If you're worried your staff are surly and unmotivated, there may be little you can do about it. Because researchers have found that levels of commitment and employee engagement vary enormously between nations and cultures and are closely linked to the overall happiness of a population.
New research from Cass Business School in London has examined organisational commitment in a sample of 49 countries in an attempt to find out whether the economy, national personality, or cultural values had the most impact on employees.
Brazil, Israel and Cyprus emerged as the countries with the most committed employees.
At the other end of the scale, while the presence of Russia as one of the three countries with the least committed employees might not be a surprise, the fact the Japan and Hong Kong are the other two bringing up the rear certainly is.
The UK was ranked just 34th, preceded by Estonia and followed by the province of Taiwan.
Australia, the Netherlands and Switzerland were ranked as the happiest, while Latvia, Bulgaria the Russian Federation were the least happy.
Dr Garry Gelade, who led the study, said that commitment is high in countries where the population is 'extrovert', and low in countries where the population is 'neurotic' - that is, more prone to negative tendencies, such as anxiety.
As a result, commitment is also high in countries where the population is happy.
Socio-economic conditions appear to have a marginal influence on commitment, which is slightly higher in countries with lower unemployment and economically robust, but is unrelated to per capita national income.
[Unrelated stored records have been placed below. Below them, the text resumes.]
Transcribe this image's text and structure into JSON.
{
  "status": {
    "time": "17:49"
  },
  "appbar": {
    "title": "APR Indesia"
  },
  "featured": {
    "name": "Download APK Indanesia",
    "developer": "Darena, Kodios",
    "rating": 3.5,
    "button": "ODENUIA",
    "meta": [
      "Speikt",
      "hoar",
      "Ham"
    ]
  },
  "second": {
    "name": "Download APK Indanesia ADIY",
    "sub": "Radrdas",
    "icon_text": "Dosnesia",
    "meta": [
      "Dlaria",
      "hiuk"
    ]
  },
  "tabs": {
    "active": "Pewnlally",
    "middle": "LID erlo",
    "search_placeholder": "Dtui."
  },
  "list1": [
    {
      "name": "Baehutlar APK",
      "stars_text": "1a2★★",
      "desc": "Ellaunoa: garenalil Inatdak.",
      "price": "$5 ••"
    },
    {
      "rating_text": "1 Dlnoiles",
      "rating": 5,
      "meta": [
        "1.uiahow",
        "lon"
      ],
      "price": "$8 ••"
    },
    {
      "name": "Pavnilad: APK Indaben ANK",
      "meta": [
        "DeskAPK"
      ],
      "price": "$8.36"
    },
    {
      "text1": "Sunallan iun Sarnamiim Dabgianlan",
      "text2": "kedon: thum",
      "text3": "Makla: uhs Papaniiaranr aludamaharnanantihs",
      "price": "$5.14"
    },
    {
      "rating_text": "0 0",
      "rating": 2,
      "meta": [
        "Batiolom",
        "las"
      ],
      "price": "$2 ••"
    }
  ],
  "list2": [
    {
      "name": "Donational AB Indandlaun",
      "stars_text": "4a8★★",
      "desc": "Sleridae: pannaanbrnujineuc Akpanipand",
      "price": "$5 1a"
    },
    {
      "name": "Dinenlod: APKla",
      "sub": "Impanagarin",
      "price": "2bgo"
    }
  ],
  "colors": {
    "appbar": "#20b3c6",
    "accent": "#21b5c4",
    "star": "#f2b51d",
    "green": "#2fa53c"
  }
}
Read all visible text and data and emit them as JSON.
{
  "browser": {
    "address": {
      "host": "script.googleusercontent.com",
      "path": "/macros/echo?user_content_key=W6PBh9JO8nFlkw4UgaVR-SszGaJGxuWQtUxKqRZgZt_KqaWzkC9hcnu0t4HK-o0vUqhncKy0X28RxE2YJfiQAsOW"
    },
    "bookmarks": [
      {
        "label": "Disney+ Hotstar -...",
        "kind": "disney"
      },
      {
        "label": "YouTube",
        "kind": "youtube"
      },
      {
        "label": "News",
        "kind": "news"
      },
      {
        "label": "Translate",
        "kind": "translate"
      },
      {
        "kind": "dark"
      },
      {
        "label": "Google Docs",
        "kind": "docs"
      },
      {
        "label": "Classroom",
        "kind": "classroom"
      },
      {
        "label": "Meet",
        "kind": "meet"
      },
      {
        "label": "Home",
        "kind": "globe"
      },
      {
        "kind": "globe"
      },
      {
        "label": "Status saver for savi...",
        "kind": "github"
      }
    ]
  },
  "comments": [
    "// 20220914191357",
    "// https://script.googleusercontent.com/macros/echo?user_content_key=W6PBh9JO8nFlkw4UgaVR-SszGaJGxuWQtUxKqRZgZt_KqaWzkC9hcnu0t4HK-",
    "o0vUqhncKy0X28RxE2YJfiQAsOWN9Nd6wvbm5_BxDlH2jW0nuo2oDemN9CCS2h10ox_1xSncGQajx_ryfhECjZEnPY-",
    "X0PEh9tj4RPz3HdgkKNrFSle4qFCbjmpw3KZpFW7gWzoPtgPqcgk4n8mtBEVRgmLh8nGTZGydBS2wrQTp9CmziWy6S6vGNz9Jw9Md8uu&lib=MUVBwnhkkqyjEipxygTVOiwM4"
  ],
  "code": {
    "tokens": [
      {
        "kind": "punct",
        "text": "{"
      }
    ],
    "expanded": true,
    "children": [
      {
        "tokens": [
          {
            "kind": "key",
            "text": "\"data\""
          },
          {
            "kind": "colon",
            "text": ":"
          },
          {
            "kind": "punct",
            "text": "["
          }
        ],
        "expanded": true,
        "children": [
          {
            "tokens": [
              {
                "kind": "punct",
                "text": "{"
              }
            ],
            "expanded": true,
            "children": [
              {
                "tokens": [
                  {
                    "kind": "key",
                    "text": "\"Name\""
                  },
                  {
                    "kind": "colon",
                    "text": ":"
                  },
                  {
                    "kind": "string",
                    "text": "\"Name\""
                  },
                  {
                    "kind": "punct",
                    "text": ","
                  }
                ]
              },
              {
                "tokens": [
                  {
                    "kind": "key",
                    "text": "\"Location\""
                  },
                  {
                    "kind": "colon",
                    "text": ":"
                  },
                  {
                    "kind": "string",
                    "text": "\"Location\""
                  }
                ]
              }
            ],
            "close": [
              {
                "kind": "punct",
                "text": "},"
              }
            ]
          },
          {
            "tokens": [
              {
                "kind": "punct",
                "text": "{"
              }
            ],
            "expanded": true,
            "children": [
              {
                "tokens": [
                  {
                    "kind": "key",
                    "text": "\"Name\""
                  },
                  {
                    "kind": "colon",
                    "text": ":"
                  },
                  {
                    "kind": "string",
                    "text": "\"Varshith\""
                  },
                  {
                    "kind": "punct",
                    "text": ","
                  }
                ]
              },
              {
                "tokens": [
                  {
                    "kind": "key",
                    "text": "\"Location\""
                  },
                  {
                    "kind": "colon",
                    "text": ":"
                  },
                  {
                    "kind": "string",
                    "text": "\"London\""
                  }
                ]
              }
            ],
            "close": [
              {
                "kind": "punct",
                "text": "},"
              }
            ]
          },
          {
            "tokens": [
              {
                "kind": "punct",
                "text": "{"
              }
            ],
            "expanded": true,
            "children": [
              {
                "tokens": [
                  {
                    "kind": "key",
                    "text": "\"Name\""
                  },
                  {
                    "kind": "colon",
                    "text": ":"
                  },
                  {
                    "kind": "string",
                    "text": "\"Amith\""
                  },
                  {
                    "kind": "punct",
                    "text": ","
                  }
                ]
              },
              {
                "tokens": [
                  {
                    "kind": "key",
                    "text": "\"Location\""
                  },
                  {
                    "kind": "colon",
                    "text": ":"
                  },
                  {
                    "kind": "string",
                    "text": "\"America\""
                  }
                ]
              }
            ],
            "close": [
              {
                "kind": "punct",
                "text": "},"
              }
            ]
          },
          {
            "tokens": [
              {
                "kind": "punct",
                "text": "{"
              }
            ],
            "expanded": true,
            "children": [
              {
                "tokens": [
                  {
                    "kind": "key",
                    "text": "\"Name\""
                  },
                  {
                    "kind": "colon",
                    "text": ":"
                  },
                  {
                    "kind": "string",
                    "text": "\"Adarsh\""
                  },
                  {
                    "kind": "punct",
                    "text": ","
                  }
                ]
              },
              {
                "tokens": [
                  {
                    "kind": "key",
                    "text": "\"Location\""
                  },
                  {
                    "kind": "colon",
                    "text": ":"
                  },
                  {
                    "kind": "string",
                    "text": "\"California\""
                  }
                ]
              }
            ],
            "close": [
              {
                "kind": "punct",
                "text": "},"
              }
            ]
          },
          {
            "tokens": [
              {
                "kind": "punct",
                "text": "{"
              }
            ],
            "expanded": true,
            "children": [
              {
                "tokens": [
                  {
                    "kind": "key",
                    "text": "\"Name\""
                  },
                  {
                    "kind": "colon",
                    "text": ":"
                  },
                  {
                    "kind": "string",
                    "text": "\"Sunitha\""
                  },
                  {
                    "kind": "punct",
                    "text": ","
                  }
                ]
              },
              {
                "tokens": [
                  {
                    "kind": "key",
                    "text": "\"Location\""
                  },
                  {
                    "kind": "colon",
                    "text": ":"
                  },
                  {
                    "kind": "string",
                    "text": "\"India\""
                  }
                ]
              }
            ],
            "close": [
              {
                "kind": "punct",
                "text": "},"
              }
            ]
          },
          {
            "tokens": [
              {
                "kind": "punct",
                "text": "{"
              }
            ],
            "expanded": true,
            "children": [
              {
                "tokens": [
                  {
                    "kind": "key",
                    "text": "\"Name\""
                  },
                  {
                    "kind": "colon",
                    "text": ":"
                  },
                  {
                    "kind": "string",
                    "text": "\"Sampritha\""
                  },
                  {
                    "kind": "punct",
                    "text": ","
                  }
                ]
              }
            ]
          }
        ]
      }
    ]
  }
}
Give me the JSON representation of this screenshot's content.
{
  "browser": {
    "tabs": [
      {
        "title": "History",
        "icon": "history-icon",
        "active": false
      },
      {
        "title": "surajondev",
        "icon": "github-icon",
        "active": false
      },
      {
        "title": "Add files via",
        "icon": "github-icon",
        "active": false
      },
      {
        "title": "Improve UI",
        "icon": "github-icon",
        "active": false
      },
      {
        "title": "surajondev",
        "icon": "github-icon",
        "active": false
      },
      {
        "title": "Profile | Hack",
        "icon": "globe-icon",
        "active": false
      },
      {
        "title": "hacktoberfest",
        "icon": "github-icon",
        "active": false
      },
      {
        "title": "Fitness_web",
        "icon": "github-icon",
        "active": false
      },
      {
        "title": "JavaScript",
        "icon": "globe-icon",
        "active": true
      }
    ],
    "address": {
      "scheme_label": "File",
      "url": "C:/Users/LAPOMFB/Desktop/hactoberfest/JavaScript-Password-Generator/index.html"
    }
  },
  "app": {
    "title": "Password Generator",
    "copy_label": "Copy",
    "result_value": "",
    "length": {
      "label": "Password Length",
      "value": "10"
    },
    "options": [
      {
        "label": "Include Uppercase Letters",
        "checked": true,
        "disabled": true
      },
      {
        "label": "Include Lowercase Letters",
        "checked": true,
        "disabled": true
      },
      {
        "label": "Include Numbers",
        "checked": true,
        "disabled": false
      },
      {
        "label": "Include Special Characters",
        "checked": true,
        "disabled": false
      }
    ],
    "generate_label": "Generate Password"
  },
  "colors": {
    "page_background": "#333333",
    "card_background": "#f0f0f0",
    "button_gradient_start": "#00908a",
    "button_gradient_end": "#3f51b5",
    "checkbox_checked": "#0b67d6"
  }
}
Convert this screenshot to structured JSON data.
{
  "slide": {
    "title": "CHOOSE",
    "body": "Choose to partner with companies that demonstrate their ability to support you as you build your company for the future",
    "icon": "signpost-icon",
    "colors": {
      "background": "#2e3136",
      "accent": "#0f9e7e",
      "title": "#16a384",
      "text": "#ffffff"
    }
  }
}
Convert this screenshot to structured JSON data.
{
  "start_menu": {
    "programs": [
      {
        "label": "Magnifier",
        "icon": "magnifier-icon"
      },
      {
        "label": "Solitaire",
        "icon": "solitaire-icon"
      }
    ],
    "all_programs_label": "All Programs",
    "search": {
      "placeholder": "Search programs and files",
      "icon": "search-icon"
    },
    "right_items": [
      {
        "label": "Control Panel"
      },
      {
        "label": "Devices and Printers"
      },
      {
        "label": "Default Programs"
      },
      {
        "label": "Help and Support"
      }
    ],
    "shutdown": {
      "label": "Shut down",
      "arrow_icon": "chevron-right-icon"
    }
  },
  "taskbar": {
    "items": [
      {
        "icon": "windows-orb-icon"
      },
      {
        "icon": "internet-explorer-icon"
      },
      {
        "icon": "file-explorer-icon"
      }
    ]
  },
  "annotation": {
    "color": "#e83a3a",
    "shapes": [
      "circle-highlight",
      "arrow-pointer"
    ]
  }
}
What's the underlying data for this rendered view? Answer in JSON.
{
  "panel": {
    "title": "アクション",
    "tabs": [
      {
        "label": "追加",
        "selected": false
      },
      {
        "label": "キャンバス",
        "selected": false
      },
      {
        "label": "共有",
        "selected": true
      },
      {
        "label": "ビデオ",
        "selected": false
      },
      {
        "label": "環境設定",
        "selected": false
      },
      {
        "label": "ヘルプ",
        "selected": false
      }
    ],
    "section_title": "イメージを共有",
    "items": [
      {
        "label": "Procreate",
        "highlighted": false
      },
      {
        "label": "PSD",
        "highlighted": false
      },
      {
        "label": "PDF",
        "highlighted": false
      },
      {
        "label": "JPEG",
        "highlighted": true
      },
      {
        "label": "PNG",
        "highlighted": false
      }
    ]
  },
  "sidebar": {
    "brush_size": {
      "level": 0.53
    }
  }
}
Dr Gelade added that few studies have attempted to account for national differences in commitment levels. At the organisational level, a highly committed workforce is associated with high company performance.
At a national level, however, this is not the case; countries with the highest levels of commitment are not necessarily the most economically successful.
"With an increase in corporate employment in many parts of the world, many corporations operate cross-nationally and employ an international workforce, especially in London," he said.
"This study will have practical implications for organisations seeking to maximise commitment levels among an eclectic workforce."